Затем он подошел к родителям Ольги и представился им. Имя его было известно во всем околотке, и потому его приняли отлично. Мать приветливо улыбалась, отвечая ему, и Ольга с вниманием слушала, что он говорит.
В первый момент его самоуверенность удивила ее, но ей никак не приходило в голову, чтоб она могла полюбить его и чтоб он мог сделаться ее мужем; и все-таки это случилось не далее как через пять недель. В сущности, он вовсе ей не нравился, но он внушал ей какое-то уважение, а это гораздо более в глазах женщины.
Мишель учился, много путешествовал и с каким-то юмором возвращался в свое имение и в деревенскую обстановку. Он бесцеремонно отзывался об актерах, о пьесе, о всем остальном; он был в состоянии улыбаться во время самых трогательных сцен, и, видя, что Ольга плачет, он только заметил: «Меня радует, что вы не нарумянены, посмотрите на кровавые слезы наших дам». (Действительно, посреди всеобщего умиления румяны дам стекали с лица; это было жалкое, смешное зрелище.)
Губки Ольги лукаво приподнялись над ее ослепительными зубами.
– После театра, – продолжала она, – он проводил дам до кареты и попросил позволения посетить их. Он вскоре приехал и потом все чаще и чаще стал ездить в дом. У матери всегда были наготове бесчисленные извинения: то приходилось ей взглянуть на спаржу, то убрать кладовую, так что Ольга постоянно оставалась с ним наедине.
Мишель говорил тогда о чужих краях, о Германии, Италии и Франции. Он бывал в Берлине, Венеции, Флоренции и Париже, восходил на Везувий и плавал по морю. Много рассказывал он об успехах других наций, не унижая способностей и стремлений своей собственной. Благотворная ясность и теплота замечались во всем, что он говорил. Предупредительность его не знала границ.
Другие женщины находили, что он невежлив, но если Ольга роняла свой клубок, то он как молния бросался поднимать его, а раз, когда он стал перед ней на колени и надел ей теплые сапожки, то от удовольствия кровь бросилась ей в лицо. Много толков ходило на его счет. Называли его жестоким, строгим и гордым человеком, но его острый ум, большая начитанность, многосторонние познания и хорошие средства приобрели ему необыкновенный почет во всем околотке.

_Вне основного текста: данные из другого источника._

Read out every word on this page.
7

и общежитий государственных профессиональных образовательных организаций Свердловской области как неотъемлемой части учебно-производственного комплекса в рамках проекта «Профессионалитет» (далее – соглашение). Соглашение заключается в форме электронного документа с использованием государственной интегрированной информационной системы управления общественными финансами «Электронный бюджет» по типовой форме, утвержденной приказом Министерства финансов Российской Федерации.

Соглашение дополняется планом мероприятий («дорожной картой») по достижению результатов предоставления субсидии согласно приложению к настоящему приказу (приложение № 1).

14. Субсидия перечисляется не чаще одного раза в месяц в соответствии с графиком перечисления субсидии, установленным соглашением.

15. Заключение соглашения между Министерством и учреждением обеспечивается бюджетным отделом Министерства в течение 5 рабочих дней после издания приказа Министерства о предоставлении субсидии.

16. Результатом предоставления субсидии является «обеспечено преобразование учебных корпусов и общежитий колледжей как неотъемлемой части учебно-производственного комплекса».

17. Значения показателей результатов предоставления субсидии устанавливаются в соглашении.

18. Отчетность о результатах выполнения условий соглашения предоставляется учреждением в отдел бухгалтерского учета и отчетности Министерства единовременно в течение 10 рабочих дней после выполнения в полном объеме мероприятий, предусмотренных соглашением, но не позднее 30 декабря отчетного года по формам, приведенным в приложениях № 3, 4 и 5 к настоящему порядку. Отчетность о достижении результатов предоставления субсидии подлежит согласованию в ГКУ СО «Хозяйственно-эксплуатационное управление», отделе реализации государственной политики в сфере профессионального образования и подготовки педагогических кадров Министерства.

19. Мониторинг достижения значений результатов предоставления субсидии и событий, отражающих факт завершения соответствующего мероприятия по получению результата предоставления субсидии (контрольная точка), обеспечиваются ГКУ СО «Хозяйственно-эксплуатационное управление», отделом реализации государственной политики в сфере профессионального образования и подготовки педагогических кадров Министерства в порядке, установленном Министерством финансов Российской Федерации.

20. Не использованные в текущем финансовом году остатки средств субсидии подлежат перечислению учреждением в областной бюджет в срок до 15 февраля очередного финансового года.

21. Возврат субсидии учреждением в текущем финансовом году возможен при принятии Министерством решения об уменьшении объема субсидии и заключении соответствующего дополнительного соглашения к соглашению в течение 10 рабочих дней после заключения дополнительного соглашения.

Знали, что он ведет свое хозяйство по новой системе, что у него нет долгов, и считали его лучшей партией. Чем боязливее смотрели на него другие дамы, тем приятнее было Ольге видеть, как этот сильный и деятельный человек день и ночь был занят ею, как он страдал через нее. Она вполне удовлетворила все свое тщеславие и всю свою жестокость. Но только тогда, когда она увидела, что слезы выступили из его глаз, подала она ему руку и сказала: «Я позволяю вам поцеловать ее».

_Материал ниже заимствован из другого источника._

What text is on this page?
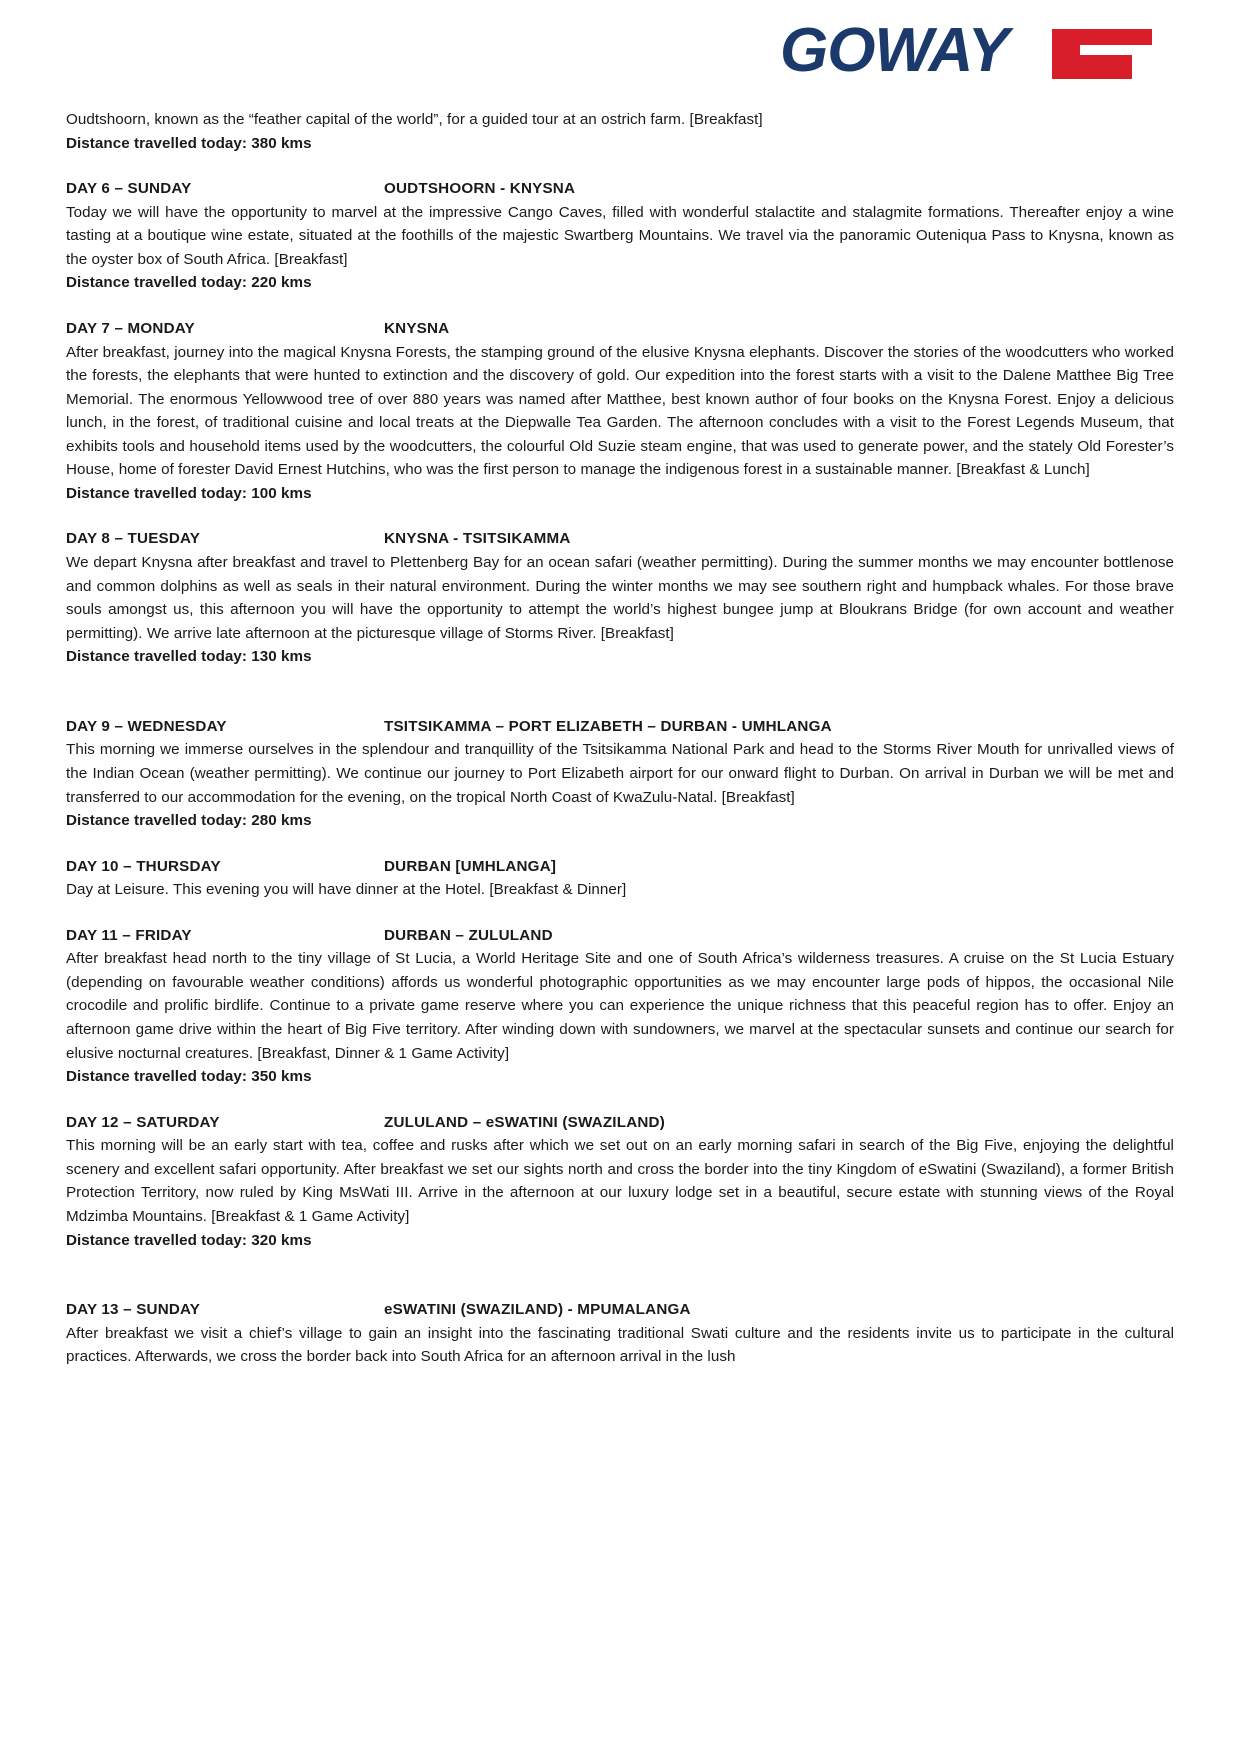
GOWAY

Oudtshoorn, known as the “feather capital of the world”, for a guided tour at an ostrich farm. [Breakfast]

Distance travelled today: 380 kms

DAY 6 – SUNDAY	OUDTSHOORN - KNYSNA

Today we will have the opportunity to marvel at the impressive Cango Caves, filled with wonderful stalactite and stalagmite formations. Thereafter enjoy a wine tasting at a boutique wine estate, situated at the foothills of the majestic Swartberg Mountains. We travel via the panoramic Outeniqua Pass to Knysna, known as the oyster box of South Africa. [Breakfast]

Distance travelled today: 220 kms

DAY 7 – MONDAY	KNYSNA

After breakfast, journey into the magical Knysna Forests, the stamping ground of the elusive Knysna elephants. Discover the stories of the woodcutters who worked the forests, the elephants that were hunted to extinction and the discovery of gold. Our expedition into the forest starts with a visit to the Dalene Matthee Big Tree Memorial. The enormous Yellowwood tree of over 880 years was named after Matthee, best known author of four books on the Knysna Forest. Enjoy a delicious lunch, in the forest, of traditional cuisine and local treats at the Diepwalle Tea Garden. The afternoon concludes with a visit to the Forest Legends Museum, that exhibits tools and household items used by the woodcutters, the colourful Old Suzie steam engine, that was used to generate power, and the stately Old Forester’s House, home of forester David Ernest Hutchins, who was the first person to manage the indigenous forest in a sustainable manner. [Breakfast & Lunch]

Distance travelled today: 100 kms

DAY 8 – TUESDAY	KNYSNA - TSITSIKAMMA

We depart Knysna after breakfast and travel to Plettenberg Bay for an ocean safari (weather permitting). During the summer months we may encounter bottlenose and common dolphins as well as seals in their natural environment. During the winter months we may see southern right and humpback whales. For those brave souls amongst us, this afternoon you will have the opportunity to attempt the world’s highest bungee jump at Bloukrans Bridge (for own account and weather permitting). We arrive late afternoon at the picturesque village of Storms River. [Breakfast]

Distance travelled today: 130 kms

DAY 9 – WEDNESDAY	TSITSIKAMMA – PORT ELIZABETH – DURBAN - UMHLANGA

This morning we immerse ourselves in the splendour and tranquillity of the Tsitsikamma National Park and head to the Storms River Mouth for unrivalled views of the Indian Ocean (weather permitting). We continue our journey to Port Elizabeth airport for our onward flight to Durban. On arrival in Durban we will be met and transferred to our accommodation for the evening, on the tropical North Coast of KwaZulu-Natal. [Breakfast]

Distance travelled today: 280 kms

DAY 10 – THURSDAY	DURBAN [UMHLANGA]

Day at Leisure. This evening you will have dinner at the Hotel. [Breakfast & Dinner]

DAY 11 – FRIDAY	DURBAN – ZULULAND

After breakfast head north to the tiny village of St Lucia, a World Heritage Site and one of South Africa’s wilderness treasures. A cruise on the St Lucia Estuary (depending on favourable weather conditions) affords us wonderful photographic opportunities as we may encounter large pods of hippos, the occasional Nile crocodile and prolific birdlife. Continue to a private game reserve where you can experience the unique richness that this peaceful region has to offer. Enjoy an afternoon game drive within the heart of Big Five territory. After winding down with sundowners, we marvel at the spectacular sunsets and continue our search for elusive nocturnal creatures. [Breakfast, Dinner & 1 Game Activity]

Distance travelled today: 350 kms

DAY 12 – SATURDAY	ZULULAND – eSWATINI (SWAZILAND)

This morning will be an early start with tea, coffee and rusks after which we set out on an early morning safari in search of the Big Five, enjoying the delightful scenery and excellent safari opportunity. After breakfast we set our sights north and cross the border into the tiny Kingdom of eSwatini (Swaziland), a former British Protection Territory, now ruled by King MsWati III. Arrive in the afternoon at our luxury lodge set in a beautiful, secure estate with stunning views of the Royal Mdzimba Mountains. [Breakfast & 1 Game Activity]

Distance travelled today: 320 kms

DAY 13 – SUNDAY	eSWATINI (SWAZILAND) - MPUMALANGA

After breakfast we visit a chief’s village to gain an insight into the fascinating traditional Swati culture and the residents invite us to participate in the cultural practices. Afterwards, we cross the border back into South Africa for an afternoon arrival in the lush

На дворе была злая собака, которая кусалась и всегда заигрывала с Ольгой, а потом приходила в ярость и рвала ее платье. Она отталкивала от себя эту собаку и всякий раз била ее, пока наконец сама не полюбила ее. Так было и с ее мужем. Она так долго мучила его, что наконец сама бросилась к нему на шею, и первый поцелуй любви задрожал на ее устах.
На следующий день Мишель подъехал к нашему дому на четверке лошадей и в черном фраке; он был бледен. Через несколько минут все было кончено, и Ольга стала его невестой. Она думала, что все сделалось, как и следовало; она блистательно пристраивалась, ей завидовали.

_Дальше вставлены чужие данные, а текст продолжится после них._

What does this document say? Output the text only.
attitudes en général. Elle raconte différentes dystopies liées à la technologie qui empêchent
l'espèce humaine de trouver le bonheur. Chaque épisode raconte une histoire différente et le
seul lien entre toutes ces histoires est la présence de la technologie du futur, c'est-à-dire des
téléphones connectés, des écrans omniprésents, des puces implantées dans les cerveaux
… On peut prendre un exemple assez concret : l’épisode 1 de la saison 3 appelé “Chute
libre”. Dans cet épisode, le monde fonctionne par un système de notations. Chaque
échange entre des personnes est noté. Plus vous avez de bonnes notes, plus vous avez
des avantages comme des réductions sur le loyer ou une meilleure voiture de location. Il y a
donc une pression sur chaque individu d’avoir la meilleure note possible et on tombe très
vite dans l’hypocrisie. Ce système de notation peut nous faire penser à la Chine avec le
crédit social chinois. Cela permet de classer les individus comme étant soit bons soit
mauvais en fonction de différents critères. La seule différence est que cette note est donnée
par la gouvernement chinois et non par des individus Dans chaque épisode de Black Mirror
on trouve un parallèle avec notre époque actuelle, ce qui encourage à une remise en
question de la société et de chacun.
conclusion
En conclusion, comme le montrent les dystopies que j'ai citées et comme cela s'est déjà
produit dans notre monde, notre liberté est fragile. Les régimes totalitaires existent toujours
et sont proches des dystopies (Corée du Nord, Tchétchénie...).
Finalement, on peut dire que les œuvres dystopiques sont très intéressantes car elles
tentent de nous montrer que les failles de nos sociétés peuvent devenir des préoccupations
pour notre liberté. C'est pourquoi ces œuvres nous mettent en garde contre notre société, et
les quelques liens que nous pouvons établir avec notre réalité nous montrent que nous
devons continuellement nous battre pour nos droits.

Однажды вечером она сидела с Мишелем у открытого окна и, слушая, как он рассуждал о будущности славянского племени, шила какой-то предмет для своего приданого. Вдруг перед ними очутился Тубал, бледный, как привидение; глаза его выступали из своих орбит, а кровь так и лилась из его горла. Он задыхался. «Соли! Соли!» – проговорил он наконец и более ничего сказать не мог.
Ольга проворно отперла аптечку и подала ему соли. Мишель выпрыгнул из окна на помощь учителю. Тубал с жадностью и трудом глотал соль. Мишель подтащил его к ближайшей скамейке; Ольга принесла воды; мало-помалу кровотечение прекратилось. Тубал лежал с закрытыми глазами, как покойник. «Прикажите уложить его в постель, – сказал Мишель, – тут нужен доктор».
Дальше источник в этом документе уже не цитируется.